O BLOG “Parada de Aguiar” nasceu com um objectivo primordial:

 

Levar Parada às gentes que aí nasceram, ou viveram, e a todos os que, por algum motivo, sintam por esta terra um tudo nada que seja de carinho e sedução.

 

E tem um desejo:

 

Ser anfitrião, franco e aberto, de toda a sua diáspora.

Diáspora que vive, hoje, por esse mundo além, com o coração prenhe de recordações da sua aldeia.

 

E uma esperança:

 

A de ser visitado por todos, e que todos se sintam, no blog, como em sua própria casa.

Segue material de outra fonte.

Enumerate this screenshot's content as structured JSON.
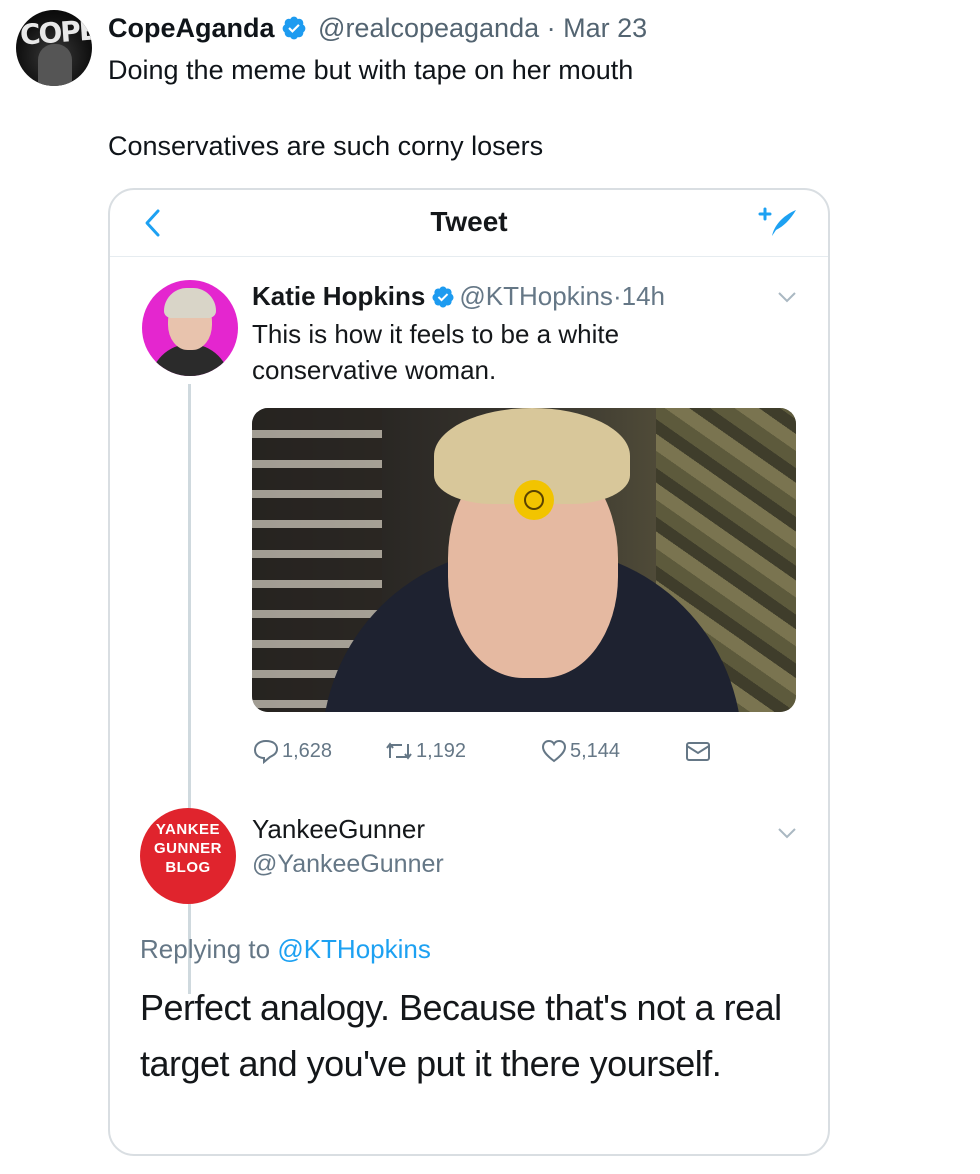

Podendo, ao visitá-lo, reviver, com emoção, o passado. E conversar, como se estivessem sentados, naquela escada de pedra da Cuscarreira, ou a beber um copo no café da Lígia, lembrando os que, outrora, também beberam na “taberna da Graça” ou na do “Ti Alfredo”.

 

E mais:

 

Que seja um espaço onde a crítica construtiva, descomplexada, e sem preconceitos,  tenha lugar, mas sempre guiada pelo respeito e consideração de uns pelos outros, sejam uns e outros quem forem.

 

Este blog será, pois, um sítio aberto, plural e transparente. Será do povo e para o povo. E o povo, no nosso conceito, é toda a gente, tenha o nome ou a profissão que tiver: o velho e o novo, o pobre e o rico, o culto e o inculto.

 

Neste Blog só a perfídia, a má fé, a reserva mental, a desonestidade, ou a falta de educação serão objecto de censura.

 

Não contem, por isso, com discriminações de nenhuma ordem.

 

Está pois aberta a confraternização e a “discussão” de Parada com o mundo e do mundo com Parada.

 

 

 

Francisco Cunha Ribeiro e Fernando Couto Ribeiro

 

 

********************

 

 

Mas, para além do que fica dito, e que é muito, o que é que, de dentro de nós, nos animou, e fez com que este blog surgisse?

 

Eu, Cunha Ribeiro, falo por mim:

 

Nasci em Parada de Aguiar há 50 anos. Logo, tenho comigo um pedaço da história da aldeia para contar. Vi nela os carros de bois a chiar; muito centeio a malhar; muita gente a lavrar, semear, sachar e regar.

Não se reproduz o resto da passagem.